Angélique Kidjo

#GlassMinute é uma série para tempos de pandemia publicada por Philip Glass em suas redes sociais. São vídeos curtos, 1 minuto cada, mostrando artistas de todo o mundo se relacionando com suas composições. Ontem apareceu a figura e a voz imponentes de Angélique Kidjo cantando a parte da Sinfonia n° 12 (composta por Glass inspirada no disco Lodger de David Bowie) onde ouvimos a letra de Red Sails.

Pensei em Numa Ciro com seu canto a capella. Até a roupa tem semelhanças: uma Numa Ciro subitamente negra e africana, ao mesmo tempo a capella e acompanhada por orquestra sinfônica. (Aproveito para perguntar: quando Numa Ciro lançará seu excelente primeiro disco, onde o a capella aparece apenas na abertura e nas faixas seguintes é substituído por canto acompanhado por muitos instrumentos, tudo com brilhante produção de Lan Lanh?)

Pensei também na carreira cada vez mais excelente/brilhante da própria Angélique Kidjo. Quero elogiar principalmente seus dois discos mais recentes. Em 2018 lançou Remain in light, sua ousada versão para o disco do Talking Heads, regravado faixa a faixa. Em 2019 foi a vez de Celia, com suas versões para músicas gravadas por Célia Cruz (preciso tirar onda: tive a honra de entrevistar a rainha da salsa para uma série de programas de TV chamada Baila Caribe), acompanhada até pelo Sons of Kemet.

Os dois discos dão um nó no debate sobre apropriação cultural. Atualizam as transações rizomáticas do Atlântico Negro de forma surpreendente. A música afrocubana fez a viagem de volta sobre o oceano via ondas curtas (elas ainda existem?) e discos de 78rpm e foi copiada por músicos de Kinshasa na invenção da rumba zairense, acontecimento fundamental para todo o pop africano. O som de Fela Kuti, com sua releitura iorubá de James Brown, foi fundamental para a produção de Remain in light com Brian Eno. Angélique Kidjo torna essas conexões mais evidentes ainda, ou totalmente explícitas como como ao misturar o refrão de Lady de Fela Kuti com o “I’m still waiting” de Crosseyed and painless. Ou ao escolher várias canções que falam de candomblé/santeria para o repertório de Celia (Angélique Kidjo é iorubá pelo lado materno).

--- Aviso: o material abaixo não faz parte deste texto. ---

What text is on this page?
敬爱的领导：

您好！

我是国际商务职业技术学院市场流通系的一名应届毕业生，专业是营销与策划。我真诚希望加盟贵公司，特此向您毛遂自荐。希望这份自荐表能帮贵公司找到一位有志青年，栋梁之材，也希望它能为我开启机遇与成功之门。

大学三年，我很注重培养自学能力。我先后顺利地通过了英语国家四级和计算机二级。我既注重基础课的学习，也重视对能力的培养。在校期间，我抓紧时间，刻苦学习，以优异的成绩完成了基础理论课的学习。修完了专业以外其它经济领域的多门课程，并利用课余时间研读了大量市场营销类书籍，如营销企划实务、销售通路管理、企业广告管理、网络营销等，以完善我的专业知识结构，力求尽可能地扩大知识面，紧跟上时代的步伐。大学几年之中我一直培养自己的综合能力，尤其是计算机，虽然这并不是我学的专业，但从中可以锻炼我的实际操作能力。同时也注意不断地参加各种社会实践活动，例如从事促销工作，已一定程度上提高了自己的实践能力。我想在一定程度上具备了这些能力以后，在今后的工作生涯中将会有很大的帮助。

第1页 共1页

Idas e vindas, fluxos e refluxos, inclusive neste #GlassMinute de ontem: o disco Lodger, que também tem colaboração de Brian Eno, é o mais “africano” da discografia de Bowie, mesmo pensando no drum’n’bass de Earthling.

Angélique Kidjo sabe de tudo isso, e leva tudo isso adiante, com inteligência, criatividade e novas misturas impressionantes.

(Tenho tentado escrever sobre outras coisas, coisas fortes, animadoras. Mas está bem difícil.)